In 2020, PLC members Christie and Scott Krase of Chappaqua, New York, established the Sunshine Fund to support well-being programs for UGA students adjusting to college life. (Sunshine is the middle name of their daughter.)
“The fund allows SCO to support students’ mental health treatment or to alleviate circumstances that may be negatively contributing to their well-being,” Smith says. “The Sunshine Fund also provides support for suicide prevention initiatives.”
In February 2021, the Krases offered to match all Sunshine Fund gifts up to $225,000. UGA parents stepped up to this challenge and collectively gifted $255,000–surpassing the original matching fund total and generously inspiring the Krases to match this new amount.
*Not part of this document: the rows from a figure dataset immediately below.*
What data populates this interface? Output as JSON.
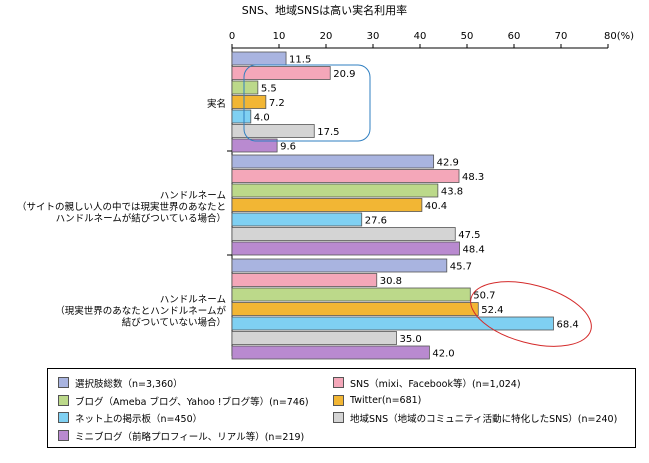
{
  "chart_data": {
    "type": "bar",
    "orientation": "horizontal",
    "title": "SNS、地域SNSは高い実名利用率",
    "x_unit_label": "80(%)",
    "xlim": [
      0,
      80
    ],
    "xticks": [
      "0",
      "10",
      "20",
      "30",
      "40",
      "50",
      "60",
      "70"
    ],
    "grid": false,
    "categories": [
      [
        "実名"
      ],
      [
        "ハンドルネーム",
        "（サイトの親しい人の中では現実世界のあなたと",
        "ハンドルネームが結びついている場合）"
      ],
      [
        "ハンドルネーム",
        "（現実世界のあなたとハンドルネームが",
        "結びついていない場合）"
      ]
    ],
    "series": [
      {
        "name": "選択肢総数（n=3,360）",
        "color": "#a9b4e0",
        "values": [
          11.5,
          42.9,
          45.7
        ]
      },
      {
        "name": "SNS（mixi、Facebook等）(n=1,024)",
        "color": "#f4a7b9",
        "values": [
          20.9,
          48.3,
          30.8
        ]
      },
      {
        "name": "ブログ（Ameba ブログ、Yahoo !ブログ等）(n=746)",
        "color": "#bcd98a",
        "values": [
          5.5,
          43.8,
          50.7
        ]
      },
      {
        "name": "Twitter(n=681)",
        "color": "#f2b634",
        "values": [
          7.2,
          40.4,
          52.4
        ]
      },
      {
        "name": "ネット上の掲示板（n=450）",
        "color": "#7fd0f2",
        "values": [
          4.0,
          27.6,
          68.4
        ]
      },
      {
        "name": "地域SNS（地域のコミュニティ活動に特化したSNS）(n=240)",
        "color": "#d4d4d4",
        "values": [
          17.5,
          47.5,
          35.0
        ]
      },
      {
        "name": "ミニブログ（前略プロフィール、リアル等）(n=219)",
        "color": "#b98ad0",
        "values": [
          9.6,
          48.4,
          42.0
        ]
      }
    ],
    "value_labels": [
      [
        "11.5",
        "20.9",
        "5.5",
        "7.2",
        "4.0",
        "17.5",
        "9.6"
      ],
      [
        "42.9",
        "48.3",
        "43.8",
        "40.4",
        "27.6",
        "47.5",
        "48.4"
      ],
      [
        "45.7",
        "30.8",
        "50.7",
        "52.4",
        "68.4",
        "35.0",
        "42.0"
      ]
    ],
    "legend_position": "bottom"
  }
}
The donations are part of a targeted $3 million endowment that, when fully funded, will provide SCO with a stable ongoing funding source.
The involvement of parents in creating a healthier student experience underscores a hallmark of UGA’s approach to assistance–making a student feel supported.
“It’s not just about awarding money and walking away. It’s about developing relationships,” says Smith. “Students are resilient. We get the opportunity to support them before they go out into the world to do amazing things with their UGA degrees.”
When it comes to physical health, people are quick to take cold medicine before it develops into pneumonia.
“It’s the same with mental health,” Smith says. “We tell students to not wait. And that asking for help doesn’t make you look weak. We all need a little help at some point. Raising your hands when you need it is doing something strong and smart.”